Quase dois anos depois, Pamela Tsigdinos, 45 anos, ainda cai em lágrimas quando fala sobre isso. Não é um processo linear, disse. Você aceita que vai fazer o melhor para seguir em frente, mas há dias em que tudo se torna simplesmente sufocante.

Especialistas recomendam que mulheres que lutam contra a decisão de interromper tratamentos de fertilização encarem sua perda como fariam com qualquer outra.

A pessoa deve atravessar um processo de luto pelo que isso representa e aceitar quem elas são nessa vida, disse Dr. Mardy S. Ireland, psicanalista de Berkeley, Califórnia, especialista em casais sem filhos.

Tratamentos contra infertilidade podem ser tão desgastante que muitas mulheres continuam tentando, mesmo depois de as chances serem proibitivas. Aquelas que conseguem aceitar a possibilidade de que nenhum tratamento no mundo as permitirá engravidar podem encarar melhor a possibilidade de aprender a aceitar uma vida sem filhos.

As mulheres que terão mais dificuldade em lidar com a realidade são aquelas que não tomam uma decisão, disse Ireland. As que não tomam a decisão, acrescentou, vão acordar um dia e sentir que a escolha foi tirada das mãos delas. 

Ainda assim, mulheres como Pamela Tsigdinos freqüentemente caem em lágrimas ao ver uma mãe empurrando um carrinho de bebê, lutam contra a raiva que sentem de amigos que inocentemente as convidam para chás de bebê e brigam com seus próprios pais, que não aceitam o fato de que nunca serão avós.

Susan B. Slotnick, membro da Resolve, uma associação sem fins lucrativo de fertilidade, entende essa dor. Há onze anos, ela também tomou a decisão de parar os tratamentos de fertilidade e aceitar uma vida sem filhos. A dor nunca vai embora, na verdade, disse. Mas é como uma dor de coluna crônica, você aprende a lidar com ela.

Essa dor une mulheres de todos os níveis sociais que compartilham do desejo de ter filhos, e uma comunidade online em crescimento as ajuda a lidar com as muitas facetas da infertilidade.

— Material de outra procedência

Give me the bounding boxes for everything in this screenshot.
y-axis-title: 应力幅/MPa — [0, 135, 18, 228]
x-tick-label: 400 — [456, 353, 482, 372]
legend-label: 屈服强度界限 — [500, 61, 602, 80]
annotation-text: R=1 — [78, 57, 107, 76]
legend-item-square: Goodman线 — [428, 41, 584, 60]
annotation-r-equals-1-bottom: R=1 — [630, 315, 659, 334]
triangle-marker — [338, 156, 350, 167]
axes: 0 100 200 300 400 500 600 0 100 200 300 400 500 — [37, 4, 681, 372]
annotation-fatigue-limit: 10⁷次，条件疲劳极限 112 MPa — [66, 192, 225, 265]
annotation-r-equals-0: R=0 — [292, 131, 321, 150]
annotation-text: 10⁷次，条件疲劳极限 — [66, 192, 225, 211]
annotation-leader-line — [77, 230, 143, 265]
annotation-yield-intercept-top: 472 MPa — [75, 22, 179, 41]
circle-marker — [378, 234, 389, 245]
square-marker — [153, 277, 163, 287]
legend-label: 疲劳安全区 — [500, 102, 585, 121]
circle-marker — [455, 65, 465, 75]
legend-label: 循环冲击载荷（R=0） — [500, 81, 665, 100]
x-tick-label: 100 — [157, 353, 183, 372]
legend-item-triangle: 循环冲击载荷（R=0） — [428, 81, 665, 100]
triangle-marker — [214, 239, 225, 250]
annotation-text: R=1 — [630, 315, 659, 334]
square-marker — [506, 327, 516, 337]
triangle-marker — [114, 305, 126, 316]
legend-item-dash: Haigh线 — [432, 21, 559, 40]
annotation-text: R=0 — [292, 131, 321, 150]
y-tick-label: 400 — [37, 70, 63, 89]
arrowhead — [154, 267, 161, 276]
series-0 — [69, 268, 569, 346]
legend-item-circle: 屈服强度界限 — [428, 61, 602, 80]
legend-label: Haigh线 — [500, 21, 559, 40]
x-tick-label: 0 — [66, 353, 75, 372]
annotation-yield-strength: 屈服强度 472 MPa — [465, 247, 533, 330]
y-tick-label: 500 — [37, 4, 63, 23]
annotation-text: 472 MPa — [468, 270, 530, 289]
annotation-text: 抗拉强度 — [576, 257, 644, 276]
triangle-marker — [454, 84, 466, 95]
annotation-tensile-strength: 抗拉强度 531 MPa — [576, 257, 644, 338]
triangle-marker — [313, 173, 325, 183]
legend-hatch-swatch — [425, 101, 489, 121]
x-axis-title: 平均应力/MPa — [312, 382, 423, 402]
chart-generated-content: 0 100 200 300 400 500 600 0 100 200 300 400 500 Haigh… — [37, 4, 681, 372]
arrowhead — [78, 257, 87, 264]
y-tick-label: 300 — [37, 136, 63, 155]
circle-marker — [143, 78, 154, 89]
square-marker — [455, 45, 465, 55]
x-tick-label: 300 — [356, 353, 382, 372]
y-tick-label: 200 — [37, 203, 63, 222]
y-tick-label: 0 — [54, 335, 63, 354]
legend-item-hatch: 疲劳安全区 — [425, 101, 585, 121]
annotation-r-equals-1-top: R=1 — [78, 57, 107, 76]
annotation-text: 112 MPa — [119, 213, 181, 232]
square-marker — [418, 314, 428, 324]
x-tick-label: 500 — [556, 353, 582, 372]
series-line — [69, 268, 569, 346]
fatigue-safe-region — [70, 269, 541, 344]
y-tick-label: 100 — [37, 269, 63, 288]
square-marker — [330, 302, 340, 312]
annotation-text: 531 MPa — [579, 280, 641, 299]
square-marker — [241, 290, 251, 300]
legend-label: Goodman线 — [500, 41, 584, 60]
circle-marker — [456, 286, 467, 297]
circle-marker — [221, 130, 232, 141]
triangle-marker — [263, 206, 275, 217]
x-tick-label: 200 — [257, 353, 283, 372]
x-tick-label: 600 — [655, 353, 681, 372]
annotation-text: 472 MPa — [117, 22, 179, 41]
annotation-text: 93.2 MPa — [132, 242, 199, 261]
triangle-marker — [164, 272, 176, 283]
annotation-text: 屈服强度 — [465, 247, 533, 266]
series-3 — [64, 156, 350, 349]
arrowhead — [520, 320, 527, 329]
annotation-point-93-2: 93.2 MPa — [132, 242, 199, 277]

Pamela Tsigdinos, profissional de marketing de uma empresa de capital de risco, criou seu próprio blog sobre o outro lado do tratamento, o www.coming2terms.com , para ajudá-la a superar a decisão de interromper os tratamentos de infertilidade.

Após anos se concentrando em ficar grávida, a paixão de Pamela agora é se conectar com outras mulheres na mesma situação. Ela escreve sobre coisas diárias que a fazem lembrar-se da sua vida sem filhos, mas também sobre as coisas com as quais teve que lidar no caminho: como saber quando interromper o tratamento, como lidar com amigos e parentes intrometidos, como aceitar a vida sem a expectativa de ler livros infantis, ir a recitais e a festas de formatura. As mulheres e os poucos homens que comentam no blog de Pamela nem sempre concordam com suas escolhas, mas todos têm compaixão e a ajudam a se sentir melhor. 

A infertilidade pode ser o tema principal na vida de Pamela Tsigdinos. Mas ela afirma que isso não a impede de aproveitar o que tem de bom na vida.

Tenho que admitir que sou uma das mulheres mais sortudas porque tenho o marido mais paciente do mundo, ela disse. Pelo fato de sermos somente nós dois, o tempo todo queremos assegurar que o outro esteja feliz.